Segundo Duilia, outro experimento importante neste sentido será a avaliação detalhada que a Juno fará do poderoso e gigantesco campo magnético de Júpiter, cerca de 20 mil vezes mais forte que o da Terra e que se estende entre 1 milhão e 3 milhões de quilômetros na direção do Sol e a mais de 600 milhões de quilômetros no sentido oposto, atingindo a órbita de Saturno.

“A Juno será capaz de mapear o campo magnético de Júpiter e revelar como ele é gerado”, aponta. “Isto é importante porque o campo magnético da Terra é essencial para a nossa proteção e foi fundamental para a evolução da vida. Sempre que ocorrem erupções solares, sabemos que as partículas entram pelos polos magnéticos, provocando auroras. Com a Juno, poderemos pela primeira vez entender este fenômeno de perto em um outro planeta. Não podemos fazer isto em Marte, por exemplo, porque o campo magnético marciano é muito fraco.”

Ainda na questão sobre o desenvolvimento de vida em sistemas planetários extrassolares, e mesmo em outros lugares que não a Terra no nosso, tanto Duilia como Cherman ressaltam outros papéis importantes que planetas gigantes como Júpiter podem tem neste processo.

“Júpiter sem dúvida ajudou a colocar ordem em nossa vizinhança cósmica”, diz Cherman. “Nos primórdios do Sistema Solar, ele agiu como um irmão mais velho que protegeu os demais planetas, em especial os de seu interior, como a Terra, de impactos, atraindo para si objetos como asteroides e cometas desgarrados com sua grande gravidade. E Júpiter nos protege até hoje fazendo isso, e também mantendo estável o cinturão de asteroides entre ele e Marte. Sem Júpiter, estes milhões de asteroides teriam órbitas muito mais aleatórias, o que elevaria o risco de impactos.”

Já Duilia lembra que, no caso de muitos sistemas extrassolares, planetas gigantes como Júpiter têm sido encontrados bem próximos de suas estrelas. E embora ressalte que estes “Júpiteres quentes” sejam bem mais “fáceis” de serem encontrados com os métodos atuais para caçar planetas – o que explica porque são tão numerosos entre os conhecidos hoje –, sua presença também pode influenciar na configuração da chamada “zona habitável”, a região da órbita de uma estrela onde teoricamente um planeta não estaria nem perto nem longe demais de forma que sua temperatura permitiria a existência de água em estado líquido na sua superfície, condição essencial para o surgimento e manutenção de vida como conhecemos.

“Planetas gigantes são bem comuns em outros sistemas na nossa galáxia e Júpiter é a chave para entender sua evolução”, comenta. “No caso do nosso Sistema Solar, Júpiter e os demais planetas gasosos encontram-se relativamente longe do Sol, são planetas frios, o que não acontece na maioria dos outros sistemas planetários.
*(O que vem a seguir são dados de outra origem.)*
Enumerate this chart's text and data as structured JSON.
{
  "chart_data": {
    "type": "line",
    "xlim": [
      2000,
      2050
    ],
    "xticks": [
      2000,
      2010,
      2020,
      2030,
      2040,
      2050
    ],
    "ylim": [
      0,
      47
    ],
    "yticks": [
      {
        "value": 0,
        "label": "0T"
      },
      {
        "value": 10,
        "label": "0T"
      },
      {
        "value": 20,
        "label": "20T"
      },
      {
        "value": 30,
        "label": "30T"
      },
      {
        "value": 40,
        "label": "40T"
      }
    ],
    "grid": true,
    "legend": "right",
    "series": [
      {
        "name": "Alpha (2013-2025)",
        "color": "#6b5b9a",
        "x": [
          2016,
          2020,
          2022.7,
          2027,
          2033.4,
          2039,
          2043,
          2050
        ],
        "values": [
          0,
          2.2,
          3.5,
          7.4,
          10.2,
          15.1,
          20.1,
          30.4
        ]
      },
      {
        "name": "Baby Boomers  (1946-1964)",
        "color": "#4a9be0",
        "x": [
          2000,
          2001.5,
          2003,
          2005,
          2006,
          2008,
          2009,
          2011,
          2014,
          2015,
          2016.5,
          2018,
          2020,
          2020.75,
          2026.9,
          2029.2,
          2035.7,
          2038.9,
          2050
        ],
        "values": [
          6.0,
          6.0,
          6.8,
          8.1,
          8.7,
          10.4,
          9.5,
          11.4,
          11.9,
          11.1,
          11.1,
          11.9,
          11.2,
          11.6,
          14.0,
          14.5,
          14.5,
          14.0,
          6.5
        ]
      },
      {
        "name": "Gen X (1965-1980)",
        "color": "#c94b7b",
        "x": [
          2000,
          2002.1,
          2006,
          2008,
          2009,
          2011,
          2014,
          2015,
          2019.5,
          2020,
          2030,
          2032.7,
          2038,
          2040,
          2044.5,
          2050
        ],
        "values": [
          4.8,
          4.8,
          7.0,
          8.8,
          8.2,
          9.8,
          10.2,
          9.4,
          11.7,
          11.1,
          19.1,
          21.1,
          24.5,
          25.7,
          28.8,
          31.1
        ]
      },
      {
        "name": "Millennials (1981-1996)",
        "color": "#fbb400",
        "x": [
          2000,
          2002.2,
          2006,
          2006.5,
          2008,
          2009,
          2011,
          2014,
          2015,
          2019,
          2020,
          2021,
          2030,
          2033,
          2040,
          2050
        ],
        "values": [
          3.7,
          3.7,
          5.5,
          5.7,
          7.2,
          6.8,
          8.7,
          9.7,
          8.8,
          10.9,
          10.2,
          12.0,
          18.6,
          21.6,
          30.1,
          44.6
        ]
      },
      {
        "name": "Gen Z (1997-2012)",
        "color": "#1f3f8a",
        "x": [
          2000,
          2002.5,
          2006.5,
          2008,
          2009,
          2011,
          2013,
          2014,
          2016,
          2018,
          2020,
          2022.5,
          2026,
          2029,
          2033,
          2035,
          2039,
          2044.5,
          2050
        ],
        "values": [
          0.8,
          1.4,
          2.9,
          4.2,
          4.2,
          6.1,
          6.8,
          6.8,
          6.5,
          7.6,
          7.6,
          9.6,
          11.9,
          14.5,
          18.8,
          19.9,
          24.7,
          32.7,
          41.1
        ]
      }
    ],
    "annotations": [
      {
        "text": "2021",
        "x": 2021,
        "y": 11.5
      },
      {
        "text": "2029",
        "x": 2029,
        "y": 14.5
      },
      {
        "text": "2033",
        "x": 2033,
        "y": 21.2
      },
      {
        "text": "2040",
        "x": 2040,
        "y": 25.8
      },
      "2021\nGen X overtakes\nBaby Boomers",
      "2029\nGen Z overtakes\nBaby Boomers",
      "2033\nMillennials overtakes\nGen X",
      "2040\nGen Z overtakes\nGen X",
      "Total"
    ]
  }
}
E isto pode ser bem importante no entendimento da zona habitável, que em nosso Sistema Solar fica entre Vênus e Marte. Ainda não sabemos se sistemas com planetas gasosos quentes teriam zonas habitáveis diferentes, e a Juno vai ajudar a colocar mais umas pecinhas neste quebra-cabeça ao trazer respostas sobre a formação e evolução do Sistema Solar.”